Blaine acquiesça, soulagé que son histoire ne fût pas mise en doute. Mais, après tout, ce n’était peut-être pas une histoire si bizarre pour l’époque. En tout cas, il s’était dégoté un coin natal.
« Je suis moi-même de Mexican Hat, dans l’Arizona, » dit Orc. « Mon nom est Carl Orc. Je suis venu jeter un coup d’œil à New York pour voir ce qu’ils avaient toujours à s’en vanter. C’est assez intéressant, mais ces gens-là mènent un train un peu trop dingue pour moi… si vous voyez ce que je veux dire. Ce n’est pas tellement qu’on soit des ploucs chez nous, non. Mais ces gens-là s’agitent comme des singes en rut. »
— « Je vois parfaitement ce que vous voulez dire, » répliqua Blaine.
Pendant quelques minutes, ils discutèrent des habitudes frénétiques des New-Yorkais, comparées à la vie calme, saine et champêtre de Mexican Hat et de la haute vallée de l’Amazonie. Ces gens-là, conclurent-ils, n’avaient aucun sens de l’existence.
« Blaine, » proposa Orc, « on pourrait peut-être mêler l’utile à l’agréable. Si nous allions prendre un verre ? »
Blaine hésita, se demandant comment il trouverait d’autres sujets de conversation avec Orc, puis il se souvint qu’il pourrait toujours broder sur la maigre scolarité du Brésil pour excuser son ignorance de l’actualité.
« D’accord, » fit-il.
« Eh bien, allons-y, » dit Orc d’un air sombre, « et profitons-en pour examiner de plus près les dessous nocturnes de cette petite ville de dingues. »
Ce qui, songea Blaine, n’était pas une mauvaise idée pour exploiter le futur. Après tout, rien ne peut être plus révélateur que les plaisirs des gens.
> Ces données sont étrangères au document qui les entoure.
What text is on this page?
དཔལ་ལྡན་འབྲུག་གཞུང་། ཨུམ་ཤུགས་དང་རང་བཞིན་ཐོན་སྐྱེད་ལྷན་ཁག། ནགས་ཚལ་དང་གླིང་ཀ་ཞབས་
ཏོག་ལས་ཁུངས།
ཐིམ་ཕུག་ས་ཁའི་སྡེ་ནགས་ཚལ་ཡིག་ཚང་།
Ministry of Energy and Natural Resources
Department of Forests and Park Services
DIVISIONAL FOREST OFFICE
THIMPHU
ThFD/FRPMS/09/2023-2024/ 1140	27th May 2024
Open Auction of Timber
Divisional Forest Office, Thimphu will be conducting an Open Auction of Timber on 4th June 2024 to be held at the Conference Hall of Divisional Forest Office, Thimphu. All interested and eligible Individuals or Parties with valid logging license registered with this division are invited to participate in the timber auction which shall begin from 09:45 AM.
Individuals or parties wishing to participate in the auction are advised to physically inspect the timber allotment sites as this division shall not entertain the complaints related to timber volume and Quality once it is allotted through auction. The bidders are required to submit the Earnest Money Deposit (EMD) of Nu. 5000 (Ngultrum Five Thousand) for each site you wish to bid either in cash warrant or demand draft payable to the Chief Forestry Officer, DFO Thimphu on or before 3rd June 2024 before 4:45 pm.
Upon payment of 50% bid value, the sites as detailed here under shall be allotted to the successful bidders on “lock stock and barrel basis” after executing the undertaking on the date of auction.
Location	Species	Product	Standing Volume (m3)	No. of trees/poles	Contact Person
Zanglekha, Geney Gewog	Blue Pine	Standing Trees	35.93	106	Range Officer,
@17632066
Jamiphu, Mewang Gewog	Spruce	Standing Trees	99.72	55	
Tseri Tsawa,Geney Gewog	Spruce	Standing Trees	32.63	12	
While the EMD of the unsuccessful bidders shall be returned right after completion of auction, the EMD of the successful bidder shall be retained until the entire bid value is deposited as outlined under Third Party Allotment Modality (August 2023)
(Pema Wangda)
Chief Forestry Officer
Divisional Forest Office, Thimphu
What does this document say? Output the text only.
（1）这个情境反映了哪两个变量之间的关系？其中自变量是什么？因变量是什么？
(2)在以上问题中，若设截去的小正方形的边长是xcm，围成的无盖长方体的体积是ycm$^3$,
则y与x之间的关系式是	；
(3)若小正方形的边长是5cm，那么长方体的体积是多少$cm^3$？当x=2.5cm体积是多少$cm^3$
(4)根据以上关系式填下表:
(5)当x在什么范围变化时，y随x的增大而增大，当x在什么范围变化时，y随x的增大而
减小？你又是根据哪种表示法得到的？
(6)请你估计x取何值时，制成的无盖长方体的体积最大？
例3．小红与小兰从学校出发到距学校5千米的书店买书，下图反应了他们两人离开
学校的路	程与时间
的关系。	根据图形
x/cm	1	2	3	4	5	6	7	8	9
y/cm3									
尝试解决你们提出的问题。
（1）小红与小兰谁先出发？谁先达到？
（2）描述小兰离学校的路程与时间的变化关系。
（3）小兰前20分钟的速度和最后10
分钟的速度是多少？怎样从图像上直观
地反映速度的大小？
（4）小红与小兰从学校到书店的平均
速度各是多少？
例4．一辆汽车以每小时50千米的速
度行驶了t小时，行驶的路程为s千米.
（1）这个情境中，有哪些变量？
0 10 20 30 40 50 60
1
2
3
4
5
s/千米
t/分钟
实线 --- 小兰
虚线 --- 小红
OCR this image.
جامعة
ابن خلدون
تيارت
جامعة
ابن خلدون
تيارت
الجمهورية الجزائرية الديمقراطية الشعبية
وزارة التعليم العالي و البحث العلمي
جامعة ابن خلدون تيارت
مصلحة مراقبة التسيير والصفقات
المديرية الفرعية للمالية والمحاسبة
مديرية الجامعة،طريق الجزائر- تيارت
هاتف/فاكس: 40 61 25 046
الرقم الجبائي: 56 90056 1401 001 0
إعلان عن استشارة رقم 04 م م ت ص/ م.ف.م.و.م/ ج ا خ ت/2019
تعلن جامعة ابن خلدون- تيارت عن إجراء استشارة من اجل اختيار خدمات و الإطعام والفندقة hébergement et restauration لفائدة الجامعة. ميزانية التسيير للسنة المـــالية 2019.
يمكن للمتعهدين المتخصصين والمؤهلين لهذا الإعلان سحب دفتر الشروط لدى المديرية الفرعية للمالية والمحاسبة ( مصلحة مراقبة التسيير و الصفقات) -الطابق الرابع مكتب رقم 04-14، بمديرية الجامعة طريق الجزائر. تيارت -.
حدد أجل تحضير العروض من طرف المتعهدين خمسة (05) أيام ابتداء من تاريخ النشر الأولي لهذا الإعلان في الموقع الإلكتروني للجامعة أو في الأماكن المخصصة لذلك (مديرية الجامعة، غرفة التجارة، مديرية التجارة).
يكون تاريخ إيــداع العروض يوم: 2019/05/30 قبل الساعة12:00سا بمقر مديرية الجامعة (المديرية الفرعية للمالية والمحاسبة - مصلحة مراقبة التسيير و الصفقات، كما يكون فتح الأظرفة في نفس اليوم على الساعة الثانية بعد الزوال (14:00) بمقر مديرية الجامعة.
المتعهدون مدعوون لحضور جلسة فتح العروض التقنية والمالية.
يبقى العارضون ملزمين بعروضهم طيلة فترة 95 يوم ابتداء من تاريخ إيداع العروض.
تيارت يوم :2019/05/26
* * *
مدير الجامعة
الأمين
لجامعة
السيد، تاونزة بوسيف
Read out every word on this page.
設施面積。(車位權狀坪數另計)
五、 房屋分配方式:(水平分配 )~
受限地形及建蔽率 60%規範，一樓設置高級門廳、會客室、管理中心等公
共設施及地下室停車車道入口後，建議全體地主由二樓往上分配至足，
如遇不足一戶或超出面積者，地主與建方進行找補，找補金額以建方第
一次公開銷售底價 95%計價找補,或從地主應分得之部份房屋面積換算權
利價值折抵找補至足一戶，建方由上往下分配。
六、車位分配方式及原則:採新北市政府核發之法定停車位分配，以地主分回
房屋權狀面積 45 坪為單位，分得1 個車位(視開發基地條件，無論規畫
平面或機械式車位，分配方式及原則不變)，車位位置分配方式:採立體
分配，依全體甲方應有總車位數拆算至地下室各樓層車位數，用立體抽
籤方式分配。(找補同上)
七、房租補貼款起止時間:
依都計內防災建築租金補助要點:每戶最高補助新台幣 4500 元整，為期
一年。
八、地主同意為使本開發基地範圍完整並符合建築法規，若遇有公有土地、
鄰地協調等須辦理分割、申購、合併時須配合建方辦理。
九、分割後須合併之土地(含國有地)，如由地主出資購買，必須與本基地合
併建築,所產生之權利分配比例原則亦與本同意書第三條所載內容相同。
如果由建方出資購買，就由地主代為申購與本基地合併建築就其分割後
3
C’est à travers les jeux et l’ivrognerie que l’homme révèle ses attitudes les plus intimes envers son entourage et montre ses tendances face à la vie, à la mort, au destin et au libre arbitre.
Quel meilleur symbole de Rome que le cirque ? Quelle meilleure cristallisation de l’Ouest américain que le rodéo ? L’Espagne a ses corridas, la Norvège ses concours de saut à skis. Quel sport, quel loisir ou quel passe-temps pourrait pareillement révéler le New York de 2110 ? Il allait bien voir. Et être affronté directement aux coutumes des habitants était tellement plus instructif que de les lire dans des ouvrages poussiéreux, et tellement plus amusant aussi.
« Et si on allait faire un tour dans le quartier martien ? » suggéra Carl Orc.
— « Je vous suis, » dit Blaine, enchanté de mêler l’agréable à la sévère nécessité de sa nouvelle condition.
Blaine suivit Orc à travers l’enchevêtrement de rues et de niveaux, d’arcades souterraines et de rampes aériennes, tantôt à pied, tantôt en ascenseur, en métro ou en hélitaxi. La complexité du lacis des rues et des niveaux ne semblait pas impressionner l’ascétique cow-boy. Phœnix avait à peu près la même configuration, expliqua-t-il, à une plus petite échelle, bien sûr.
Ils s’installèrent dans un petit restaurant, le Mars Rouge, qui proposait une cuisine authentiquement martienne ; Blaine dut confesser qu’il n’avait jamais goûté à de la nourriture martienne. Orc, lui, s’y était essayé plusieurs fois à Phœnix.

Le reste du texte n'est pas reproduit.